Film Giants See Themselves as the Bridge

Fujifilm's recent acquisition of Dimatix/Spectrum prompts Mark Hanley and Marco Boer to focus this month's roundtable on the larger significance. To overview the digital status of the whole industry Marco divides the printing world into the following 4 groups: mainstream analog (Offset); two major photo film companies and one former one, i.e. Agfa, make up the second group (Digital Prepress); the major digital vendors (Tier 1); and other digital vendors (Tier 2). Looking at the positioning of these companies holds lessons that can be helpful to everyone in the industry.

The three film-oriented companies can be viewed as a bridge, a link between the analog world and the digital world. Marco breaks out their volume four ways: offset, digital prepress, direct digital electrophotography (EP), and direct digital inkjet (IJ). This highlights the reality that from the standpoint of the three film-oriented vendors, they are already heavily into digital. And on top of that, unlike other digital vendors, their customer base has them already plugged deeply into the commercial printing world.

Regarding their status and prospects, we are reminded that it boils down to time and money, and that all three have the money at this point, but maybe not the time to complete the transition to digital and grab analog volume. When time is short, acquisitions can speed things up and we are reminded that Kodak has acquired five or six digital companies in the past two years. Fujifilm has been slower, but in just the past year has made three acquisitions. Agfa began moving in this direction much earlier, acquiring Compugraphic in 1982 and discontinuing its camera and film business.

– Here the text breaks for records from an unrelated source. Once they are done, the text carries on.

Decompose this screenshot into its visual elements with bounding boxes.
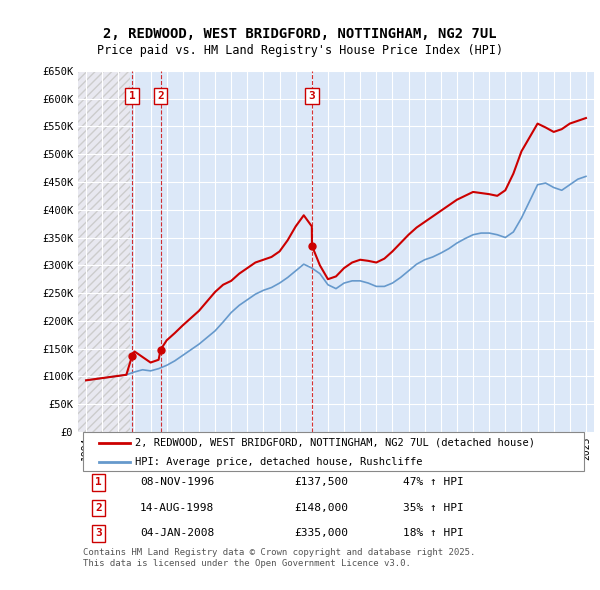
Text: 1: 1 xyxy=(129,91,136,101)
Text: £335,000: £335,000 xyxy=(295,529,349,539)
Text: 18% ↑ HPI: 18% ↑ HPI xyxy=(403,529,464,539)
FancyBboxPatch shape xyxy=(83,432,584,471)
Text: 47% ↑ HPI: 47% ↑ HPI xyxy=(403,477,464,487)
Text: HPI: Average price, detached house, Rushcliffe: HPI: Average price, detached house, Rush… xyxy=(135,457,422,467)
Text: £148,000: £148,000 xyxy=(295,503,349,513)
Text: 04-JAN-2008: 04-JAN-2008 xyxy=(140,529,214,539)
Text: £137,500: £137,500 xyxy=(295,477,349,487)
Text: 2: 2 xyxy=(157,91,164,101)
Bar xyxy=(130,71,594,432)
Text: 2, REDWOOD, WEST BRIDGFORD, NOTTINGHAM, NG2 7UL: 2, REDWOOD, WEST BRIDGFORD, NOTTINGHAM, … xyxy=(103,27,497,41)
Text: 35% ↑ HPI: 35% ↑ HPI xyxy=(403,503,464,513)
Text: Contains HM Land Registry data © Crown copyright and database right 2025.
This d: Contains HM Land Registry data © Crown c… xyxy=(83,548,476,568)
Text: 08-NOV-1996: 08-NOV-1996 xyxy=(140,477,214,487)
Text: 2, REDWOOD, WEST BRIDGFORD, NOTTINGHAM, NG2 7UL (detached house): 2, REDWOOD, WEST BRIDGFORD, NOTTINGHAM, … xyxy=(135,438,535,448)
Text: 3: 3 xyxy=(308,91,316,101)
Text: 1: 1 xyxy=(95,477,102,487)
Text: Price paid vs. HM Land Registry's House Price Index (HPI): Price paid vs. HM Land Registry's House … xyxy=(97,44,503,57)
Text: 3: 3 xyxy=(95,529,102,539)
Bar xyxy=(78,71,130,432)
Text: 14-AUG-1998: 14-AUG-1998 xyxy=(140,503,214,513)
Text: 2: 2 xyxy=(95,503,102,513)
Bar xyxy=(78,71,130,432)
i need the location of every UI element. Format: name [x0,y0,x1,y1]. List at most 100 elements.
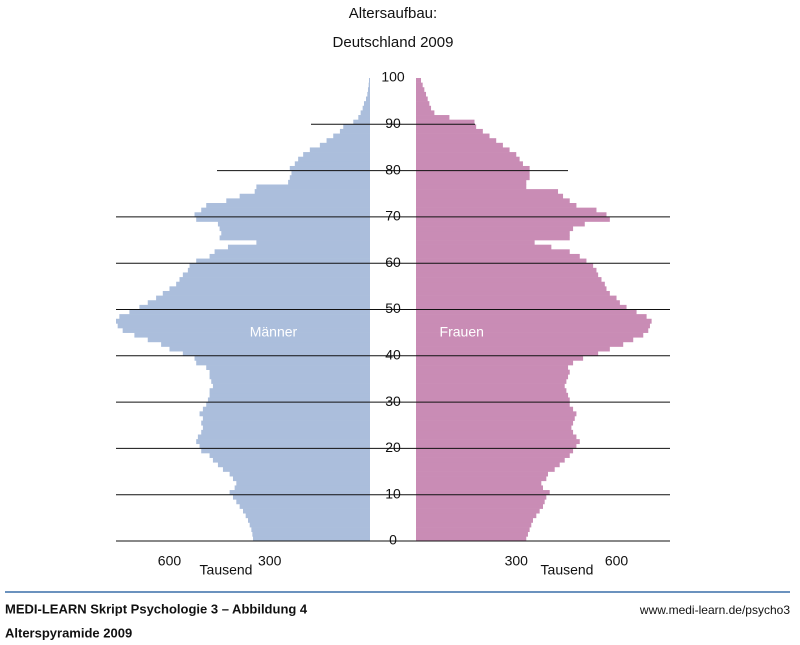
bar [234,485,370,491]
bar [416,249,570,255]
bar [416,267,597,273]
bar [416,531,528,537]
bar [161,341,370,347]
bar [416,476,547,482]
bar [169,346,370,352]
bar [303,152,370,158]
bar [368,78,370,83]
bar [202,415,370,421]
bar [360,110,370,116]
series-label: Frauen [440,323,484,339]
bar [343,124,370,130]
bar [416,522,532,528]
bar [416,429,574,435]
bar [416,457,565,463]
bar [416,300,620,306]
bar [201,420,370,426]
bar [416,263,594,269]
bar [182,272,370,278]
bar [189,263,370,269]
bar [209,388,370,394]
bar [416,443,577,449]
chart-title: Altersaufbau: [349,5,437,22]
bar [416,203,577,208]
bar [416,499,545,505]
bar [209,369,370,375]
bar [416,198,570,204]
bar [202,425,370,431]
bar [416,175,530,181]
bar [199,443,370,449]
bar [339,128,370,134]
bar [416,235,570,241]
bar [209,253,370,259]
bar [416,91,427,97]
bar [363,101,370,107]
bar [119,314,370,320]
bar [222,466,370,472]
bar [197,434,370,440]
bar [196,216,370,222]
bar [212,383,370,389]
bar [416,494,547,500]
bar [162,290,370,296]
bar [253,536,370,542]
bar [326,138,370,144]
bar [196,258,370,264]
y-tick-label: 60 [385,254,401,270]
bar [416,448,574,454]
bar [416,318,652,324]
bar [416,230,570,236]
bar [227,244,370,250]
bar [416,517,533,523]
bar [289,175,370,181]
bar [416,383,565,389]
bar [416,189,559,195]
bar [232,494,370,500]
bar [179,277,370,283]
bar [416,101,430,107]
bar [416,527,530,533]
bar [416,216,610,222]
bar [416,485,543,491]
bar [416,156,520,162]
bar [416,360,574,366]
bar [169,286,370,292]
bar [211,378,370,384]
bar [367,87,370,93]
bar [416,462,560,468]
bar [194,355,370,361]
bar [416,152,517,158]
bar [416,165,530,171]
y-tick-label: 70 [385,208,401,224]
bar [196,360,370,366]
bar [416,115,450,120]
bar [368,82,370,88]
bar [239,193,370,199]
bar [416,471,549,477]
bar [416,286,607,292]
y-tick-label: 20 [385,439,401,455]
bar [134,332,370,338]
x-axis-label: Tausend [541,562,594,578]
bar [416,365,569,370]
bar [291,170,370,176]
bar [209,392,370,398]
bar [416,128,483,134]
bar [416,138,497,144]
bar [229,490,370,495]
bar [219,226,370,232]
bar [254,189,370,195]
bar [319,142,370,148]
x-tick-label: 600 [605,553,629,569]
bar [416,244,552,250]
bar [116,318,370,324]
bar [256,184,370,190]
footer-title: MEDI-LEARN Skript Psychologie 3 – Abbild… [5,601,308,616]
bar [202,406,370,412]
bar [416,434,577,440]
bar [416,355,584,361]
bar [416,490,550,495]
bar [288,179,370,185]
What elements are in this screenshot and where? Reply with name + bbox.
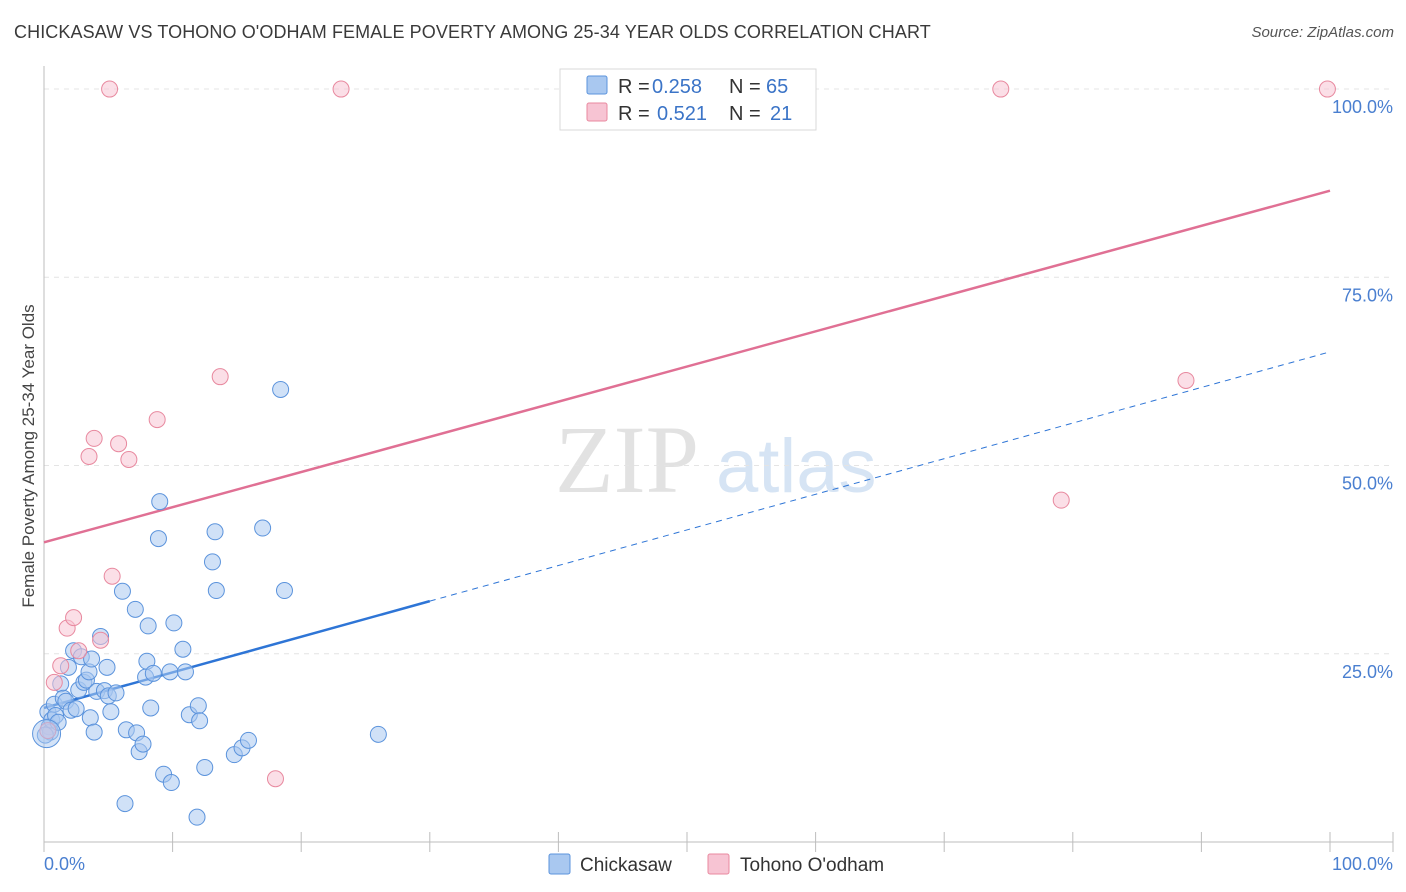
trend-line-chickasaw-projection bbox=[429, 351, 1331, 602]
point-chickasaw bbox=[369, 725, 387, 743]
watermark: ZIP atlas bbox=[555, 406, 877, 513]
point-chickasaw bbox=[239, 731, 257, 749]
point-chickasaw bbox=[149, 530, 167, 548]
bottom-legend-swatch-tohono bbox=[707, 853, 730, 875]
point-tohono bbox=[85, 429, 103, 447]
point-chickasaw bbox=[85, 723, 103, 741]
point-tohono bbox=[45, 673, 63, 691]
legend-n-value-chickasaw: 65 bbox=[766, 76, 788, 98]
point-chickasaw bbox=[206, 523, 224, 541]
legend-swatch-tohono bbox=[586, 102, 608, 122]
point-tohono bbox=[103, 567, 121, 585]
point-chickasaw bbox=[134, 735, 152, 753]
y-tick-label-3: 100.0% bbox=[1332, 97, 1393, 117]
bottom-legend-swatch-chickasaw bbox=[548, 853, 571, 875]
legend-n-label-chickasaw: N = bbox=[729, 76, 761, 98]
point-chickasaw bbox=[161, 663, 179, 681]
point-chickasaw bbox=[165, 614, 183, 632]
point-chickasaw bbox=[275, 582, 293, 600]
chart-title: CHICKASAW VS TOHONO O'ODHAM FEMALE POVER… bbox=[14, 22, 931, 42]
point-chickasaw bbox=[196, 758, 214, 776]
point-tohono bbox=[120, 451, 138, 469]
point-chickasaw bbox=[113, 582, 131, 600]
y-axis-label: Female Poverty Among 25-34 Year Olds bbox=[19, 304, 38, 607]
point-tohono bbox=[52, 657, 70, 675]
point-chickasaw bbox=[272, 380, 290, 398]
point-tohono bbox=[992, 80, 1010, 98]
legend-r-label-tohono: R = bbox=[618, 103, 650, 125]
y-tick-label-1: 50.0% bbox=[1342, 474, 1393, 494]
point-chickasaw bbox=[126, 600, 144, 618]
x-tick-label-max: 100.0% bbox=[1332, 854, 1393, 874]
legend-r-value-chickasaw: 0.258 bbox=[652, 76, 702, 98]
legend: R = 0.258 N = 65 R = 0.521 N = 21 bbox=[559, 68, 817, 131]
point-chickasaw bbox=[254, 519, 272, 537]
point-tohono bbox=[110, 435, 128, 453]
point-tohono bbox=[1052, 491, 1070, 509]
point-chickasaw bbox=[176, 663, 194, 681]
point-chickasaw bbox=[67, 700, 85, 718]
point-tohono bbox=[211, 368, 229, 386]
point-chickasaw bbox=[207, 582, 225, 600]
point-tohono bbox=[266, 770, 284, 788]
point-chickasaw bbox=[107, 684, 125, 702]
point-tohono bbox=[148, 411, 166, 429]
point-chickasaw bbox=[162, 774, 180, 792]
bottom-legend-label-chickasaw: Chickasaw bbox=[580, 855, 672, 876]
point-chickasaw bbox=[203, 553, 221, 571]
point-chickasaw bbox=[174, 640, 192, 658]
legend-n-value-tohono: 21 bbox=[770, 103, 792, 125]
point-chickasaw bbox=[139, 617, 157, 635]
point-chickasaw bbox=[83, 650, 101, 668]
point-chickasaw bbox=[98, 658, 116, 676]
point-chickasaw bbox=[102, 703, 120, 721]
point-tohono bbox=[65, 609, 83, 627]
point-chickasaw bbox=[188, 808, 206, 826]
point-chickasaw bbox=[142, 699, 160, 717]
legend-r-value-tohono: 0.521 bbox=[657, 103, 707, 125]
point-chickasaw bbox=[191, 712, 209, 730]
point-chickasaw-cluster bbox=[32, 719, 62, 749]
legend-r-label-chickasaw: R = bbox=[618, 76, 650, 98]
watermark-atlas: atlas bbox=[716, 424, 877, 509]
point-tohono bbox=[101, 80, 119, 98]
point-chickasaw bbox=[189, 697, 207, 715]
point-chickasaw bbox=[81, 709, 99, 727]
point-tohono bbox=[80, 447, 98, 465]
point-tohono bbox=[92, 631, 110, 649]
point-chickasaw bbox=[116, 795, 134, 813]
axes bbox=[43, 66, 1394, 852]
trend-line-tohono bbox=[43, 189, 1331, 544]
point-tohono bbox=[70, 642, 88, 660]
bottom-legend-label-tohono: Tohono O'odham bbox=[740, 855, 884, 876]
y-tick-label-2: 75.0% bbox=[1342, 285, 1393, 305]
point-chickasaw bbox=[144, 664, 162, 682]
point-tohono bbox=[332, 80, 350, 98]
source-label: Source: ZipAtlas.com bbox=[1251, 24, 1394, 41]
point-chickasaw bbox=[151, 493, 169, 511]
point-tohono bbox=[1318, 80, 1336, 98]
x-tick-label-min: 0.0% bbox=[44, 854, 85, 874]
point-tohono bbox=[1177, 371, 1195, 389]
y-tick-label-0: 25.0% bbox=[1342, 662, 1393, 682]
gridlines bbox=[44, 88, 1393, 655]
watermark-zip: ZIP bbox=[555, 406, 699, 513]
legend-n-label-tohono: N = bbox=[729, 103, 761, 125]
legend-swatch-chickasaw bbox=[586, 75, 608, 95]
bottom-legend: Chickasaw Tohono O'odham bbox=[548, 853, 884, 876]
y-tick-labels: 25.0% 50.0% 75.0% 100.0% bbox=[1332, 97, 1393, 682]
data-points bbox=[32, 80, 1336, 826]
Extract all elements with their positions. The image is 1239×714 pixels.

These moves by the film companies look like clues regarding the future of EP vs. IJ. Inkjet is seen by many as the gateway to replacing more and more offset volume. Although the investments in EP to date have been much larger than IJ, this now is changing. The core expertise of these companies is chemistry and chemistry is key to advancing inkjet technology and revenue stream. Inkjet may have the greatest potential over the long run to supplement and ultimately replace analog printing. It is a wave that potentially can carry everyone.